Reaktualisasi Nilai Perjuangan
Pendirian Indonesische Studieclub di Surabaya sarat akan makna perjuangan. Studieclub ini menunjukkan aksinya yang sekuat tenaga untuk mewujudkan kemerdekaan bangsa. Mereka menggunakan aksinya melalui jalur sosial, ekonomi, pendidikan dan kebudayaan.
Indonesische Studieclub ini mempunyai misi untuk mendorong kaum terpelajar di kalangan orang-orang pribumi supaya memupuk kesadaran hidup bermasyarakat, mendiskusikan masalah-masalah nasional dan sosial, serta bekerja sama untuk membangun Indonesia.
Studieclub yang terbentuk pada 1924 awalnya menempati sebuah rumah di jalan Sulung. Pada usianya yang ke enam tahun, Studieclub yang dipimpin dr. Soetomo ini memprakarsai pembangunan Gedong Nasional Indonesia (GNI) di Bubutan pada 1930. Sejak itu kegiatan Studieclub berpindah ke GNI.

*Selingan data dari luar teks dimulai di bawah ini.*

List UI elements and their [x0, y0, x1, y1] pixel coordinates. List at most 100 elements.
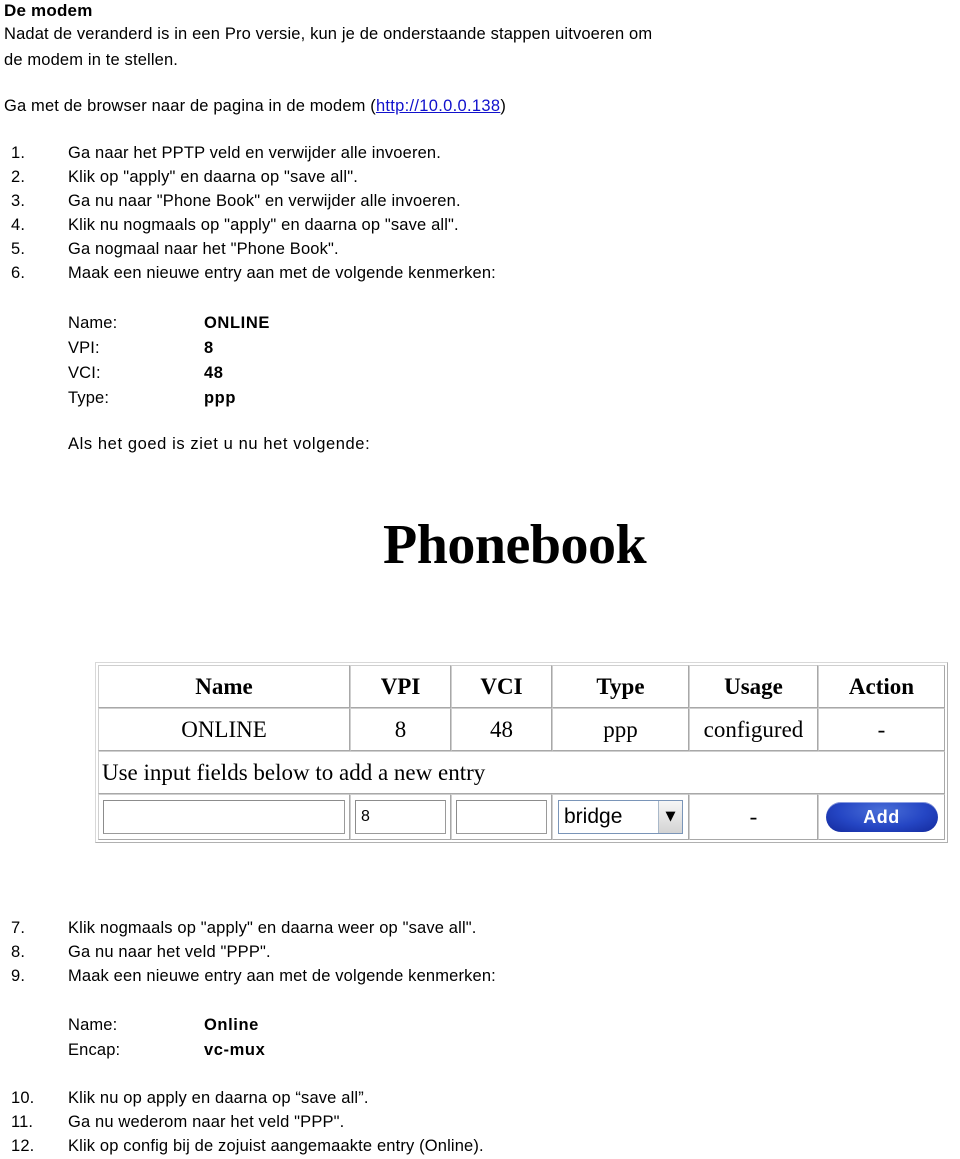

GNI jauh lebih luas dibandingkan dengan rumah di jalan Sulung. Di GNI kegiatan yang melibatkan lebih banyak orang bisa ditampung. Apalagi dari hasil diskusi diskusi Studieclub, yang menyangkut persoalan persoalan masyarakat ini, sering dikemukakan dalam rapat rapat umum. GNI menjadi sarana rapat rapat (vergadering) para pemuda dan masyarakat.
Nanang Purwono, yang berbicara terakhir setelah Prof. Purnawan Basundoro dan Dr. Samidi, mengajak forum untuk mengidentifikasi peninggalan dr. Soetomo dan mereaktualisasi nilai nilai perjuangan dr. Soetomo. Salah satu nya adalah mereaktualisasi kan nilai perjuangan yang dilakukan pada, pendahulu melalui Studieclub.
“Studieclub di era dr. Soetomo ini adalah kumpul kumpul, yang mencoba mencermati persoalan bangsa seperti persoalan ekonomi, sosial, pendidikan dan kebudayaan yang dihadapi masyarakat. Dengan penguatan pada bidang bidang itu, maka ada alat untuk berjuang meraih kemerdekaan”, jelas Nanang Purwono dari komunitas sejarah Begandring Soerabaia.
Interaktif dalam seminar
Ia menambahkan bahwa pengajaran dengan model Merdeka Belajar adalah wujud reaktualisasi cara cara Indonesische Studieclub dalam pengajaran dan pendidikan masyarakat. Cara cara pengajaran melalui metode Merdeka Belajar juga mengajak siswa dan mahasiswa untuk belajar banyak hal diluar mata pelajaran dan mata kuliah yang disampaikan di dalam kelas.
“Ruang publik di tengah tengah masyarakat adalah ruang kelas yang menyimpan banyak pelajaran yang secara langsung bisa diobservasi dan dipelajari oleh para pembelajar. Di ruang publik itu, para pembelajar bisa mengamati persoalan persoalan ekonomi, sosial, pendidikan dan kebudayaan”, pungkas Nanang.